# A massive thanks from OCD-ni



## Ronnie (Nov 15, 2006)

Just thought I would post this up here, on sunday afternoon OCD-ni got a burst water tap that sprayed water for saveral hours into the ctore cupboard where we keep all our electrical goods rotaries, DA's lighting heating, compressor, gauges EVERYTHING basically it put our smoke out. Thankfully we are fully insured and they have agreed to payout on the items destroyed but it would mean a long time waiting on the cheque then going and buying replacement gear well since then I have to say a huge thank you to everyone for their support. It has been amazing the phone has been ringing we have got emails as well from people offering to help get the unit tidy again also lending/giving us machines and gauges to get opened again ASAP.. It has been really touching that people will do so much to help you when things go wrong.... Thanks to the help and generosity of a several people (you know who you are) and thanks to u we should be up and running again in a few days and wont have to wait until our insurance pays out to replace the machinery lost!! MANY MANY THANKS!!!:thumb::thumb::thumb:


----------



## dooka (Aug 1, 2006)

Sorry to hear that, but happy to hear people have helped out. Don't really see it these day..

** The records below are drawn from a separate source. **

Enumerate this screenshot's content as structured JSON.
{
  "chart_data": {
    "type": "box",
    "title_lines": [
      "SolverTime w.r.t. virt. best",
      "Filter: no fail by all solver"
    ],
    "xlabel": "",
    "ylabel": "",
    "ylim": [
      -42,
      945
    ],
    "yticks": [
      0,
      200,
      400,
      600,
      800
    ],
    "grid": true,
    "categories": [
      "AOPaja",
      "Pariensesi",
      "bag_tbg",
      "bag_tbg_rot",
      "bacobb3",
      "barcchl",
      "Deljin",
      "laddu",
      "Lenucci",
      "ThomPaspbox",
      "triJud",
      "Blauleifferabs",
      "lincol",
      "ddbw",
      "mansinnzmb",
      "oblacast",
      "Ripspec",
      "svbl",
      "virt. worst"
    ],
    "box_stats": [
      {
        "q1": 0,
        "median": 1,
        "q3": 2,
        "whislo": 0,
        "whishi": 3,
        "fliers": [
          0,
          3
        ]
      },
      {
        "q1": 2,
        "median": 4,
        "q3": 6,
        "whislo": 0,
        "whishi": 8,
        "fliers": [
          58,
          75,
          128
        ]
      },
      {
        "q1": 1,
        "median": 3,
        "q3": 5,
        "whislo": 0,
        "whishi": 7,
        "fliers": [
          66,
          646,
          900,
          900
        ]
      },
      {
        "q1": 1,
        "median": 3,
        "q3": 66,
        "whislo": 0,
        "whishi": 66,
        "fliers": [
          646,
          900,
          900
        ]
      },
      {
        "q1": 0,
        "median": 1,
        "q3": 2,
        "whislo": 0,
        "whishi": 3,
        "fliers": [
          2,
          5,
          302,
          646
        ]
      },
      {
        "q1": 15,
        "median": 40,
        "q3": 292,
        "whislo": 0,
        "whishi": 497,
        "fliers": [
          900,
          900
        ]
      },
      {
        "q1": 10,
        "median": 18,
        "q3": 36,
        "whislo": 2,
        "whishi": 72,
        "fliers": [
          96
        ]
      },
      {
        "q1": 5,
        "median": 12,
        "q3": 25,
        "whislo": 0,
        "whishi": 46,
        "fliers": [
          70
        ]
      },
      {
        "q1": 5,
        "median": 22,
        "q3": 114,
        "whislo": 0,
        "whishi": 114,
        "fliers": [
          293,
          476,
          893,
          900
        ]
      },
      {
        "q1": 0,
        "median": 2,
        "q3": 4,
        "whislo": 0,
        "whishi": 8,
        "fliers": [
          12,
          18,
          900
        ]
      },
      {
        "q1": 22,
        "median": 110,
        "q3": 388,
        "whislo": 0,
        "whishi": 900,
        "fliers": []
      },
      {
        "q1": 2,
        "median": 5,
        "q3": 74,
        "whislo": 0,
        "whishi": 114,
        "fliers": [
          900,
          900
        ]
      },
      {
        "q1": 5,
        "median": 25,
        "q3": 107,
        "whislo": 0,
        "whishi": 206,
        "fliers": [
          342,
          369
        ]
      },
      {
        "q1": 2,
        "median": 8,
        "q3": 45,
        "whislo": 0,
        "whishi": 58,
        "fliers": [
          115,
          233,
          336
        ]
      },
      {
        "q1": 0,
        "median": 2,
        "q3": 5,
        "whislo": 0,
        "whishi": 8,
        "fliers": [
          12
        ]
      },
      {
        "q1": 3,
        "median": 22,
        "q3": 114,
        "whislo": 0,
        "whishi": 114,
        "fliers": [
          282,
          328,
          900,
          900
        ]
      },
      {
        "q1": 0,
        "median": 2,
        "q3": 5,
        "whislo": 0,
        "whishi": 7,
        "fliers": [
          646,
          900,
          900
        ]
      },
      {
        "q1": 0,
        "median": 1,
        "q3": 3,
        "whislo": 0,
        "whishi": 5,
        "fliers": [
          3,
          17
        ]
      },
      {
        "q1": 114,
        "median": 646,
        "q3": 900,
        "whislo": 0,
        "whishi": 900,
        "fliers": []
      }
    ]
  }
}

I hope you're back up and running very very soon..


----------



## paulmc08 (Feb 3, 2009)

Sorry to hear that Ronnie

and well done the other lads for helping out

I'm very quiet right now today,this week in fact,i will get up the road and help with what ever give me a bell when you get my pm,cheer's


----------



## PJS (Aug 18, 2007)

Rollo, you're only ever a phonecall away from any help you need - surprised you didn't think of giving me a shout!


----------



## Ronnie (Nov 15, 2006)

No worries Phil. to be honest when it happened I turned the water off, closed the door and tried to blank it out. we took into to it on Monday for a while and should have it sort of straightened out by today. then resort the electrics with a new fuse box and hopefully that should be us nearly there.


----------



## Cookies (Dec 10, 2008)

Ronnie,

Just catching up on the site after a while and saw this thread. Hope you got everything sorted and are back in business again.

Good luck.

Cookies


----------



## Ronnie (Nov 15, 2006)

yea cheers all up and running again. need a bit of a repaint but will have to wait until its a bit warmer lol!


----------